Despite the achieved promising results, the debiasing method can be further improved in some aspects. First, our method and many previous approaches (such as LfF, DFA, BiasCon, RNF-GT etc.) are based on the assumption that there exist bias-conflicting samples in the training set. Although the assumption is in line with most actual situations, it should be noted that there are some cases where the collected training sets are completely biased (i.e., \(\rho =100\%\)), in which these methods are not applicable. For these cases, we should pay attention to methods that aim to directly prevent models from only pursuing easier features, such as SD. Besides, when there are only a few bias-conflicting samples, the risks of unstable training may increase. Although we did not find a significant impact on the results in our experiments, some engineering implementations, such as gradient clipping, can be incorporated to improve the stability of training.

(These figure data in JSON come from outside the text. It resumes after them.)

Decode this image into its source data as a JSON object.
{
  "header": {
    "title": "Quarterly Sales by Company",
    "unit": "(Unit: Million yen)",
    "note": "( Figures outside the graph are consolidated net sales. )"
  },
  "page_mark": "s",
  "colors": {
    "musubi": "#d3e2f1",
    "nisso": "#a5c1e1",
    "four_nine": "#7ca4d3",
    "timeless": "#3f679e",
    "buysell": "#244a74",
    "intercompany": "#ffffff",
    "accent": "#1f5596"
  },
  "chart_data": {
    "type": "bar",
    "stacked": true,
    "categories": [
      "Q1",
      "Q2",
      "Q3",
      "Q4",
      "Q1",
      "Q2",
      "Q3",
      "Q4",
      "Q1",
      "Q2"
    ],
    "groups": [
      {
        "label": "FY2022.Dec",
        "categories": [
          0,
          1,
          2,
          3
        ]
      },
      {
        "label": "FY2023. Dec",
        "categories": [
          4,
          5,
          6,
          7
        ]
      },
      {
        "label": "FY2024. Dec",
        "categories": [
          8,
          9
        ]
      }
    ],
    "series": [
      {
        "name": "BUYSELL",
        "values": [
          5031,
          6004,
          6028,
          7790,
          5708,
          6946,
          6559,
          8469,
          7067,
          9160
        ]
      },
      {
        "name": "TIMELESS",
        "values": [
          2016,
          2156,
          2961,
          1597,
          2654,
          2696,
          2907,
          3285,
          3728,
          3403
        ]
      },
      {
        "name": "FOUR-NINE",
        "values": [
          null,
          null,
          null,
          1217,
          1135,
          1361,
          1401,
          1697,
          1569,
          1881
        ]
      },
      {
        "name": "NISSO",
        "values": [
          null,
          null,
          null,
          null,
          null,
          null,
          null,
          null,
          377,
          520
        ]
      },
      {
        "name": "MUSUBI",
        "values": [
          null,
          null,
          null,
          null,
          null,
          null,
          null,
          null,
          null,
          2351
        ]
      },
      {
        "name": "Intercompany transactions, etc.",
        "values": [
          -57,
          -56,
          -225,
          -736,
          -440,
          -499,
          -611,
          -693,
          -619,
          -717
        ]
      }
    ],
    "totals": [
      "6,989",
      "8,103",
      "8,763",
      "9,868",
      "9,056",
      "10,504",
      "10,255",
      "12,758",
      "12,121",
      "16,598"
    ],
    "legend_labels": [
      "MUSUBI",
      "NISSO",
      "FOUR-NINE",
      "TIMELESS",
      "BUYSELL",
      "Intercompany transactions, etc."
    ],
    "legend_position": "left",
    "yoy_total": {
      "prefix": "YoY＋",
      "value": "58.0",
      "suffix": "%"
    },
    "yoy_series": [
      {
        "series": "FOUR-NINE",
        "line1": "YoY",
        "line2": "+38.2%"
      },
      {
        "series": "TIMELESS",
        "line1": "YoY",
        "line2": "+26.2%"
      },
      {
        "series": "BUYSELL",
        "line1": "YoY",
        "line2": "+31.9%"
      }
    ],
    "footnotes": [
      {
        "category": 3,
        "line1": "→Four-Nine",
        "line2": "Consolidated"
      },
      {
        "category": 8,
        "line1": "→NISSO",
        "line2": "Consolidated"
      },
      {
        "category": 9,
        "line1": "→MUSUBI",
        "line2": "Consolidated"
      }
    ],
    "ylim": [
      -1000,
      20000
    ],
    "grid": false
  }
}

Second, though the proposed ECS achieves significant improvement when compared with previous designs, we find that the bias-conflicting sample mining is not trivial, especially in complex datasets. The precision and recall achieved by our method on Biased Waterbirds and CelebA are still significantly lower than that on simple datasets like Colored MNIST and Corrupted CIFAR10 as shown in Table 9. For extreme cases, if the bias-conflicting scoring system fails, then the effect of GA can be influenced. Therefore, a better bias-conflicting scoring method is helpful and worth continuing to explore. Besides, instead of dividing samples into only two clusters (bias-aligned, bias-conflicting), exploring a “soft" version to define samples is also interesting and promising.

7 Conclusions

Biased models can cause poor out-of-distribution performance and even negative social impacts. In this paper, we focus on combating unknown biases which is urgently required in realistic applications, and propose an enhanced two-stage debiasing method. In the first stage, an effective bias-conflicting scoring approach containing peer-picking and epoch-ensemble is proposed. Then we derive a new learning objective with the idea of gradient alignment in the second stage, which dynamically balances the gradient contributions from the mined bias-conflicting and bias-aligned samples throughout the learning process. We also incorporate self-supervision into the second stage, assisting in the extraction of features. Extensive experiments on synthetic and real-world datasets reveal that the proposed solution outperforms previous methods.